"Toute réduction de matière est bonne, mais je m'inquiète de ce que les gens pensent qu'avec l'interdiction des pailles en plastique nous avons résolu le problème" des déchets qui finissent dans la mer, a déclaré M. Wheeler à l'AFP. Le responsable américain s'exprimait deux jours avant la réunion dimanche et lundi à Metz (est de la France) des ministres de l'Environnement des pays du G7 (Allemagne, Canada, Etats-Unis, France, Italie, Japon et Royaume-Uni) et d'une dizaine de pays invités.

"Notre problème aux Etats-Unis est que la plupart des Américains pensent que s'ils déposent leurs matériaux dans la poubelle de recyclage en bas de la rue, ils ont résolu le problème. Ce n'est pas le cas", a-t-il poursuivi. Depuis que la Chine a arrêté en 2017 les importations de plastiques usagés, les Etats-Unis sont confrontés, comme l'UE, au problème de la réutilisation de ces plastiques, estime M. Wheeler. "Nous devons trouver une meilleure façon d'utiliser nos matériaux recyclés", a-t-il insisté.

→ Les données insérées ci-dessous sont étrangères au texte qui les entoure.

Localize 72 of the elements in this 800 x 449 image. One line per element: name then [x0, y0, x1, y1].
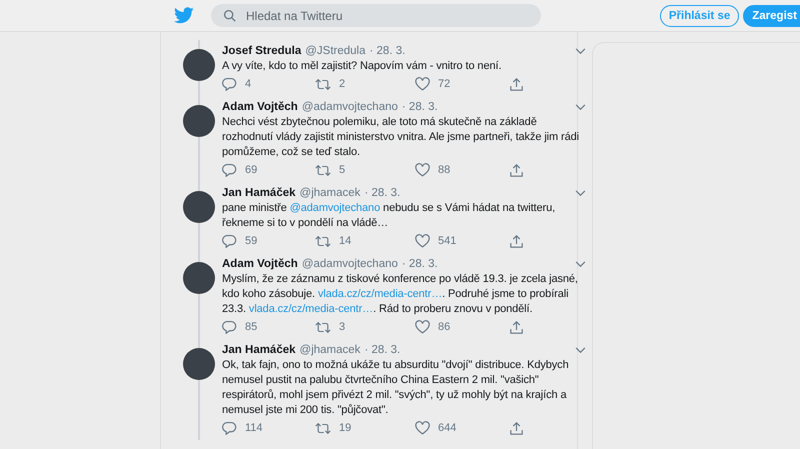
- like-count: 88: [438, 164, 450, 176]
- tweet-date[interactable]: · 28. 3.: [364, 343, 400, 358]
- login-button[interactable]: Přihlásit se: [660, 4, 740, 26]
- retweet-count: 5: [339, 164, 346, 176]
- author-name[interactable]: Adam Vojtěch: [222, 100, 298, 115]
- retweet-icon[interactable]: [315, 234, 331, 248]
- reply-count: 114: [245, 422, 263, 434]
- reply-icon[interactable]: [222, 163, 237, 177]
- bird-logo-icon[interactable]: [174, 7, 194, 24]
- avatar[interactable]: [183, 49, 215, 81]
- chevron-down-icon[interactable]: [575, 190, 586, 197]
- signup-button[interactable]: Zaregist: [743, 4, 800, 26]
- chevron-down-icon[interactable]: [575, 104, 586, 111]
- tweet-text: Myslím, že ze záznamu z tiskové konference po vládě 19.3. je zcela jasné, kdo koho zásobuje. vlada.cz/cz/media-centr…. Podruhé jsme to probírali 23.3. vlada.cz/cz/media-centr…. Rád to proberu znovu v pondělí.: [222, 272, 579, 317]
- retweet-count: 2: [339, 78, 346, 90]
- retweet-icon[interactable]: [315, 78, 331, 90]
- like-count: 86: [438, 321, 450, 333]
- reply-count: 69: [245, 164, 258, 176]
- like-count: 72: [438, 78, 450, 90]
- avatar[interactable]: [183, 348, 215, 380]
- tweet-text: A vy víte, kdo to měl zajistit? Napovím vám - vnitro to není.: [222, 59, 502, 74]
- author-handle: @jhamacek: [300, 186, 360, 201]
- like-count: 644: [438, 422, 456, 434]
- reply-icon[interactable]: [222, 421, 237, 435]
- author-name[interactable]: Josef Stredula: [222, 44, 302, 59]
- reply-count: 59: [245, 235, 258, 247]
- avatar[interactable]: [183, 262, 215, 294]
- tweet-date[interactable]: · 28. 3.: [370, 44, 406, 59]
- reply-icon[interactable]: [222, 234, 237, 248]
- reply-icon[interactable]: [222, 77, 237, 91]
- tweet-text: pane ministře @adamvojtechano nebudu se s Vámi hádat na twitteru, řekneme si to v pondělí na vládě…: [222, 201, 556, 231]
- reply-icon[interactable]: [222, 320, 237, 334]
- chevron-down-icon[interactable]: [575, 48, 586, 55]
- share-icon[interactable]: [510, 422, 523, 434]
- tweet-link[interactable]: vlada.cz/cz/media-centr…: [248, 303, 374, 315]
- reply-count: 85: [245, 321, 258, 333]
- share-icon[interactable]: [510, 164, 523, 176]
- share-icon[interactable]: [510, 320, 523, 334]
- heart-icon[interactable]: [415, 163, 430, 177]
- search-field[interactable]: Hledat na Twitteru: [211, 4, 541, 27]
- retweet-count: 19: [339, 422, 352, 434]
- retweet-icon[interactable]: [315, 422, 331, 434]
- heart-icon[interactable]: [415, 421, 430, 435]
- chevron-down-icon[interactable]: [575, 261, 586, 268]
- retweet-count: 14: [339, 235, 352, 247]
- tweet-link[interactable]: vlada.cz/cz/media-centr…: [318, 288, 442, 300]
- author-name[interactable]: Jan Hamáček: [222, 343, 296, 358]
- retweet-icon[interactable]: [315, 164, 331, 176]
- tweet-text: Ok, tak fajn, ono to možná ukáže tu absurditu "dvojí" distribuce. Kdybych nemusel pustit na palubu čtvrtečního China Eastern 2 mil. "vašich" respirátorů, mohl jsem přivézt 2 mil. "svých", ty už mohly být na krajích a nemusel jste mi 200 tis. "půjčovat".: [222, 358, 570, 418]
- avatar[interactable]: [183, 105, 215, 137]
- author-handle: @jhamacek: [300, 343, 360, 358]
- tweet-date[interactable]: · 28. 3.: [402, 257, 438, 272]
- tweet-date[interactable]: · 28. 3.: [364, 186, 400, 201]
- tweet-text: Nechci vést zbytečnou polemiku, ale toto má skutečně na základě rozhodnutí vlády zajistit ministerstvo vnitra. Ale jsme partneři, takže jim rádi pomůžeme, což se teď stalo.: [222, 115, 580, 160]
- heart-icon[interactable]: [415, 320, 430, 334]
- author-handle: @adamvojtechano: [302, 257, 398, 272]
- tweet-link[interactable]: @adamvojtechano: [290, 202, 380, 214]
- tweet-date[interactable]: · 28. 3.: [402, 100, 438, 115]
- avatar[interactable]: [183, 191, 215, 223]
- heart-icon[interactable]: [415, 77, 430, 91]
- chevron-down-icon[interactable]: [575, 347, 586, 354]
- author-name[interactable]: Jan Hamáček: [222, 186, 296, 201]
- share-icon[interactable]: [510, 78, 523, 90]
- share-icon[interactable]: [510, 234, 523, 248]
- heart-icon[interactable]: [415, 234, 430, 248]
- like-count: 541: [438, 235, 456, 247]
- retweet-count: 3: [339, 321, 346, 333]
- author-handle: @JStredula: [305, 44, 366, 59]
- author-handle: @adamvojtechano: [302, 100, 398, 115]
- retweet-icon[interactable]: [315, 320, 331, 334]
- author-name[interactable]: Adam Vojtěch: [222, 257, 298, 272]
- reply-count: 4: [245, 78, 252, 90]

M. Wheeler, dont le poste à la tête de l'EPA le pose comme de facto ministre de l'Environnement américain, considère les problèmes d'eau comme "le plus gros problème environnemental actuel, une menace pour la planète". Outre la pollution des océans, il souhaite se concentrer sur l'accès à l'eau potable et les problèmes d'infrastructures. M. Wheeler a déjà commencé à aborder ces sujets avec de hauts responsables japonais et européens, a-t-il indiqué, avec l'ambition de progresser lors du G7, puis lors du premier G20 de l'environnement en juin au Japon.

"Du côté des infrastructures par exemple, aux Etats-Unis nous avons expérimenté un certain nombre de mécanismes de financement innovants", afin de mobiliser non seulement des deniers publics mais aussi des financements privés, a-t-il souligné, suggérant de trouver une façon de répliquer ces mécanismes au sein d'organismes internationaux.

Le G7 Environnement a pour thème la "lutte contre les inégalités pour la protection de la biodiversité et le climat". La France va notamment proposer aux pays de signer une charte pour la biodiversité et de se joindre à différentes coalitions pour protéger les coraux ou en faveur de l'économie circulaire.